When the Southern states tried to secede from the United States in response to the election of President Abraham Lincoln, it sparked the American Civil War. The Southern states moved to form their own government, the Confederacy. Committed to the Union side despite his father-in-law, Colonel Frederick Dent, being an avid Confederate, Grant rejoined the military. Throughout the war, Grant deployed a “swift, relentless military style” (344) that distinguished him from Lincoln’s other, more overly cautious generals. He rose through the ranks until Lincoln entrusted him with full command of the Union army. With the full force of the Union army at this disposal, Grant cornered the famous Confederate general, Robert E. Lee, and forced him to surrender at Appomattox Court House, which brought an end to the Civil War and to slavery in the United States. After the war ended, a period of trying to reintegrate the South, Reconstruction, began. Following the assassination of President Lincoln, the process of Reconstruction was marred by a clash between Lincoln’s successor, Andrew Johnson, who held racist views and sympathized with the plantation owners who once controlled the South, and the Radical Republicans, a faction in Johnson’s own Republican party who wanted to extend civil rights to African Americans in the South.

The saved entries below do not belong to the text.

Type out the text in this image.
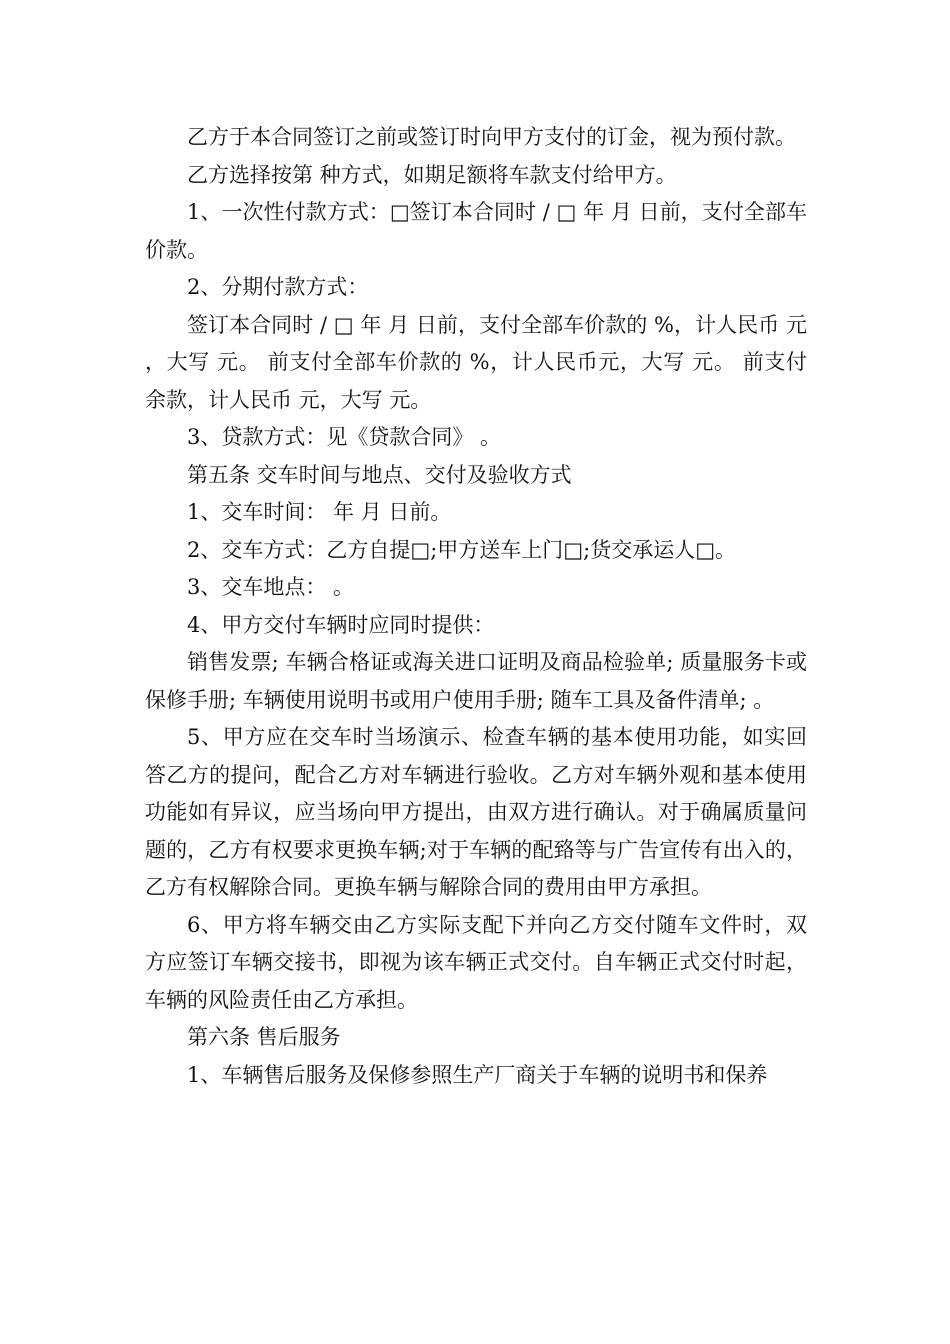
乙方于本合同签订之前或签订时向甲方支付的订金，视为预付款。

乙方选择按第 种方式，如期足额将车款支付给甲方。

1、一次性付款方式：□签订本合同时 / □ 年 月 日前，支付全部车价款。

2、分期付款方式：

签订本合同时 / □ 年 月 日前，支付全部车价款的 %，计人民币 元，大写 元。 前支付全部车价款的 %，计人民币元，大写 元。 前支付余款，计人民币 元，大写 元。

3、贷款方式：见《贷款合同》 。

第五条 交车时间与地点、交付及验收方式

1、交车时间： 年 月 日前。

2、交车方式：乙方自提□;甲方送车上门□;货交承运人□。

3、交车地点： 。

4、甲方交付车辆时应同时提供：

销售发票; 车辆合格证或海关进口证明及商品检验单; 质量服务卡或保修手册; 车辆使用说明书或用户使用手册; 随车工具及备件清单; 。

5、甲方应在交车时当场演示、检查车辆的基本使用功能，如实回答乙方的提问，配合乙方对车辆进行验收。乙方对车辆外观和基本使用功能如有异议，应当场向甲方提出，由双方进行确认。对于确属质量问题的，乙方有权要求更换车辆;对于车辆的配臵等与广告宣传有出入的，乙方有权解除合同。更换车辆与解除合同的费用由甲方承担。

6、甲方将车辆交由乙方实际支配下并向乙方交付随车文件时，双方应签订车辆交接书，即视为该车辆正式交付。自车辆正式交付时起，车辆的风险责任由乙方承担。

第六条 售后服务

1、车辆售后服务及保修参照生产厂商关于车辆的说明书和保养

Due to his fame as a general, Grant was nominated to run for president in the next election as the Republican Party’s nominee. Grant came to believe that his mission was to complete the work of Reconstruction and “settle unfinished business from the war” (654). He supported extending and protecting civil rights for African Americans in the South and using federal soldiers against the racist vigilante groups that had emerged, the most notorious of which was the Ku Klux Klan. In this work, Grant was successful in breaking up the original incarnation of the Ku Klux Klan. However, much of his work was undone or weakened by public opinion in the North, which swung toward sympathy for the South, and persistent violence and entrenched racism within the Confederacy. In addition, Grant’s presidency was marred by a series of scandals caused by corrupt officials in whom he had put too much trust.

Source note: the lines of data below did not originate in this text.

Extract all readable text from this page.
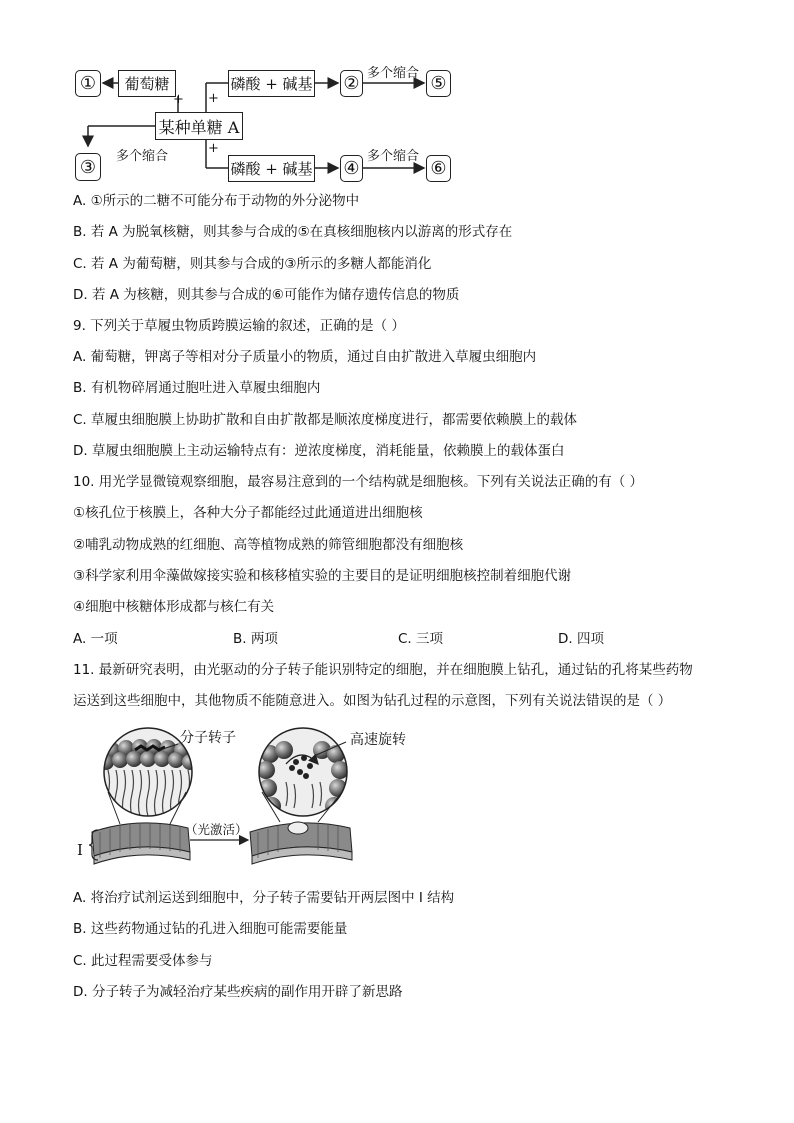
①	葡萄糖
+ +
磷酸 + 碱基 ② 多个缩合 ⑤
某种单糖 A
多个缩合
③
+
磷酸 + 碱基 ④
多个缩合
⑥
A. ①所示的二糖不可能分布于动物的外分泌物中
B. 若 A 为脱氧核糖，则其参与合成的⑤在真核细胞核内以游离的形式存在
C. 若 A 为葡萄糖，则其参与合成的③所示的多糖人都能消化
D. 若 A 为核糖，则其参与合成的⑥可能作为储存遗传信息的物质
9. 下列关于草履虫物质跨膜运输的叙述，正确的是（ ）
A. 葡萄糖，钾离子等相对分子质量小的物质，通过自由扩散进入草履虫细胞内
B. 有机物碎屑通过胞吐进入草履虫细胞内
C. 草履虫细胞膜上协助扩散和自由扩散都是顺浓度梯度进行，都需要依赖膜上的载体
D. 草履虫细胞膜上主动运输特点有：逆浓度梯度，消耗能量，依赖膜上的载体蛋白
10. 用光学显微镜观察细胞，最容易注意到的一个结构就是细胞核。下列有关说法正确的有（ ）
①核孔位于核膜上，各种大分子都能经过此通道进出细胞核
②哺乳动物成熟的红细胞、高等植物成熟的筛管细胞都没有细胞核
③科学家利用伞藻做嫁接实验和核移植实验的主要目的是证明细胞核控制着细胞代谢
④细胞中核糖体形成都与核仁有关
A. 一项	B. 两项	C. 三项	D. 四项
11. 最新研究表明，由光驱动的分子转子能识别特定的细胞，并在细胞膜上钻孔，通过钻的孔将某些药物
运送到这些细胞中，其他物质不能随意进入。如图为钻孔过程的示意图，下列有关说法错误的是（ ）
分子转子	高速旋转
（光激活）
I
A. 将治疗试剂运送到细胞中，分子转子需要钻开两层图中 I 结构
B. 这些药物通过钻的孔进入细胞可能需要能量
C. 此过程需要受体参与
D. 分子转子为减轻治疗某些疾病的副作用开辟了新思路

After the end of his second term as president, Grant went on a tour of the United States and the world. Later, he made an unsuccessful bid to run for the presidency a third time. Forced into retirement, he and his family lost much of their money to a business scam. In order to make sure his wife Julia would have an income, Grant wrote a memoir. At the same time, he was diagnosed with throat cancer. With the support of the legendary writer Mark Twain, Grant finished his memoir, not long before his death on July 23, 1885.